Introduction (continued)

Definitions

Block Oriented Device (BOD). A storage device's operating mode in which its space is managed as an ordered set of fixed length data blocks or sectors. This is the mode used almost universally today. This is the term that will be used to refer to a traditional data storage architecture, as opposed to the proposed Object Oriented Device (OOD).

Device or Storage Device. A secondary storage unit that can store or retrieve data. Discs, tapes, CD-ROMs and array subsystems are examples of storage devices.

Network Attached Storage (NAS or SAN). One or more storage devices having peer connections with two or more computer systems. This is also called Storage Area Networking (SAN).

Network Attached Secure Discs (NASD). The term used by Carnegie Mellon University for its research on network attached storage. The NSIC project sponsoring the CMU research.

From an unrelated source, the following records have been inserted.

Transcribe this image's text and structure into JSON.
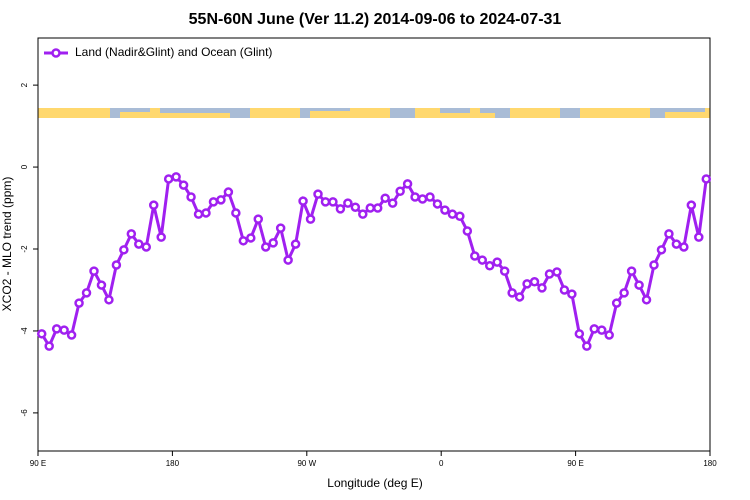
{
  "chart_data": {
    "type": "line",
    "title": "55N-60N June (Ver 11.2)   2014-09-06 to 2024-07-31",
    "xlabel": "Longitude (deg E)",
    "ylabel": "XCO2 - MLO trend (ppm)",
    "x": [
      92.5,
      97.5,
      102.5,
      107.5,
      112.5,
      117.5,
      122.5,
      127.5,
      132.5,
      137.5,
      142.5,
      147.5,
      152.5,
      157.5,
      162.5,
      167.5,
      172.5,
      177.5,
      182.5,
      187.5,
      192.5,
      197.5,
      202.5,
      207.5,
      212.5,
      217.5,
      222.5,
      227.5,
      232.5,
      237.5,
      242.5,
      247.5,
      252.5,
      257.5,
      262.5,
      267.5,
      272.5,
      277.5,
      282.5,
      287.5,
      292.5,
      297.5,
      302.5,
      307.5,
      312.5,
      317.5,
      322.5,
      327.5,
      332.5,
      337.5,
      342.5,
      347.5,
      352.5,
      357.5,
      362.5,
      367.5,
      372.5,
      377.5,
      382.5,
      387.5,
      392.5,
      397.5,
      402.5,
      407.5,
      412.5,
      417.5,
      422.5,
      427.5,
      432.5,
      437.5,
      442.5,
      447.5,
      452.5,
      457.5,
      462.5,
      467.5,
      472.5,
      477.5,
      482.5,
      487.5,
      492.5,
      497.5,
      502.5,
      507.5,
      512.5,
      517.5,
      522.5,
      527.5,
      532.5,
      537.5
    ],
    "series": [
      {
        "name": "Land (Nadir&Glint) and Ocean (Glint)",
        "color": "#a020f0",
        "values": [
          -4.07,
          -4.37,
          -3.95,
          -3.98,
          -4.1,
          -3.32,
          -3.07,
          -2.54,
          -2.88,
          -3.24,
          -2.39,
          -2.02,
          -1.63,
          -1.88,
          -1.95,
          -0.93,
          -1.71,
          -0.29,
          -0.24,
          -0.44,
          -0.73,
          -1.15,
          -1.12,
          -0.85,
          -0.8,
          -0.61,
          -1.12,
          -1.8,
          -1.73,
          -1.27,
          -1.95,
          -1.85,
          -1.49,
          -2.27,
          -1.88,
          -0.83,
          -1.27,
          -0.66,
          -0.85,
          -0.85,
          -1.02,
          -0.88,
          -0.98,
          -1.15,
          -1.0,
          -1.0,
          -0.76,
          -0.88,
          -0.59,
          -0.41,
          -0.73,
          -0.78,
          -0.73,
          -0.9,
          -1.05,
          -1.15,
          -1.2,
          -1.56,
          -2.17,
          -2.27,
          -2.41,
          -2.32,
          -2.54,
          -3.07,
          -3.17,
          -2.85,
          -2.8,
          -2.95,
          -2.61,
          -2.56,
          -3.0,
          -3.1,
          -4.07,
          -4.37,
          -3.95,
          -3.98,
          -4.1,
          -3.32,
          -3.07,
          -2.54,
          -2.88,
          -3.24,
          -2.39,
          -2.02,
          -1.63,
          -1.88,
          -1.95,
          -0.93,
          -1.71,
          -0.29
        ]
      }
    ],
    "xlim": [
      90,
      540
    ],
    "xticks": [
      {
        "value": 90,
        "label": "90 E"
      },
      180,
      {
        "value": 270,
        "label": "90 W"
      },
      {
        "value": 360,
        "label": "0"
      },
      {
        "value": 450,
        "label": "90 E"
      },
      {
        "value": 540,
        "label": "180"
      }
    ],
    "ylim": [
      -6.93,
      3.15
    ],
    "yticks": [
      -6,
      -4,
      -2,
      0,
      2
    ],
    "legend": "top-left"
  }
}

Object. The smallest visible unit of capacity allocation on a device operating in Object Oriented Device mode. An object on such a storage device consists of an ordered set of sectors associated with a unique identifier. Data is referenced by the identifier and an offset into the object. Conceptually similar to a file, it is allocated and placed on the media by the device itself, while the operating system manages its files and metadata in these object constructs, instead of managing sectors of data, as it does in most current architectures.

Object File System (OFS or FFS). A filing system consisting of a single level list of the objects for each partition on the device by which an Object Oriented Device manages its objects. This is also called a Flat File System (FFS).

Object Oriented Device (OOD). A storage device operating in a mode in which data is organized and accessed as objects rather than as an ordered sequence of sectors.

Requester. A computer system. An element in a cluster or network of systems which submits a request for action on a storage device. The term Requester is used as a general description for systems including both clients and servers, as either could be directly connected to NAS and impose workloads on it. A client whose workload goes to a server which in turn submits I/O requests to storage is not a requester; its server is, as it is the element actually doing I/O with the NAS.

Sector. The smallest unit of data exchange with the device. A device will always read or write multiples of the sector size even in OOD mode. The difference between sectors in an OOD and in a BOD is that sector addressing in an OOD is relative to the first sector of an object, while sector addressing in a BOD is relative to the first sector on the device.